SSL is a transport-layer protocol that provides channel-level security,
whereas S-HTTP is an application-layer protocol that provides
document-level security.
Because SSL operates at the transport layer, it deals with secure
data rather than secure documents. Data on the wire is protected,
but it loses all security attributes once it leaves the secure
channel. As a result, SSL doesn't support non-repudiation--the
ability to demonstrate to a third party that a given document was
given to you signed by the serving party.

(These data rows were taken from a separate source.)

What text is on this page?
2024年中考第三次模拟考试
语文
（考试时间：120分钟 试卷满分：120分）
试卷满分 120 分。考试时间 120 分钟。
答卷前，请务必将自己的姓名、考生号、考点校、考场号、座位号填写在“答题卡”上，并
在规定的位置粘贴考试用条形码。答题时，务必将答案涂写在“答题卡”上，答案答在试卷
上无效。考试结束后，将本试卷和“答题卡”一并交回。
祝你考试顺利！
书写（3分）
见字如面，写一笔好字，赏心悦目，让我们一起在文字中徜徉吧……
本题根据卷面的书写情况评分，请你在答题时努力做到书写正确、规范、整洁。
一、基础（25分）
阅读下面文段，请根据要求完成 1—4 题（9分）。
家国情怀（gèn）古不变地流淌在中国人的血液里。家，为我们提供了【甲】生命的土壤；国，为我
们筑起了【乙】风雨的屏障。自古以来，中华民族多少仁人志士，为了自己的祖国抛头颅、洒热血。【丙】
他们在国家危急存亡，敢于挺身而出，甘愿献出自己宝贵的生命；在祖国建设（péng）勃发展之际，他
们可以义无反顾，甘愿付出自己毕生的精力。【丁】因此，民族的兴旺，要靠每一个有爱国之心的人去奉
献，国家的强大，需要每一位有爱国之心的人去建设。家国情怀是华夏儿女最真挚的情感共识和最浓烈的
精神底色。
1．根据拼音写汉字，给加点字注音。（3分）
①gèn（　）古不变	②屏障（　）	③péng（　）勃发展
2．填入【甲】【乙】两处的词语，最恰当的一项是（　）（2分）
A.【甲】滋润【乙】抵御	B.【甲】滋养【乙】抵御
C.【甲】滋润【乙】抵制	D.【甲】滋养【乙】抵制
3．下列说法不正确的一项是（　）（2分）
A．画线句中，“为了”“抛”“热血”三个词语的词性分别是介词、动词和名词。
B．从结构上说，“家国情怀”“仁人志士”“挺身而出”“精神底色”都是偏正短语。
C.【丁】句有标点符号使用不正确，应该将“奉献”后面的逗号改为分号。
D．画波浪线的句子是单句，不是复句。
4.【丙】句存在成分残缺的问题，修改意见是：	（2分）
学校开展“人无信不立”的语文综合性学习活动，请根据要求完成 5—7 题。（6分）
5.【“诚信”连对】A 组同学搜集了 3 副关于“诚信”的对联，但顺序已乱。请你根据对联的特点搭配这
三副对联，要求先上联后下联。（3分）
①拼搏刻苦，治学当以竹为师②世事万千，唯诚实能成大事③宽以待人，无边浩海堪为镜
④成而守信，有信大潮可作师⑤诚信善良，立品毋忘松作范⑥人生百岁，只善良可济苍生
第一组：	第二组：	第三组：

Because S-HTTP is an application-layer protocol, it can support
non-repudiation and other document security attributes. Being at the
application layer also enables it to be more flexible at handling
document-level security.
The Visa/MasterCard-sponsored SET protocol is another example of an
application-layer protocol. Again, being at the application layer
enables it to tailor its cryptographic operations (DES here,
cleartext there, stronger RSA for credit card numbers, and CDMF for
other spots) to provide precisely the mix of cryptography required
for the purpose at hand.
Because SSL is a transport-layer protocol, you can layer other
protocols on top--such as telnet, if you want a secure telnet
connection. That's not possible with S-HTTP, because S-HTTP is
designed to handle documents/messages.
You could also layer a secure-document protocol on top of SSL, but
that's what S-HTTP is! S-HTTP could conceivably be run on top of
SSL, although that's probably sub-optimal because it incurs
unnecessary overhead due to redundant encryption.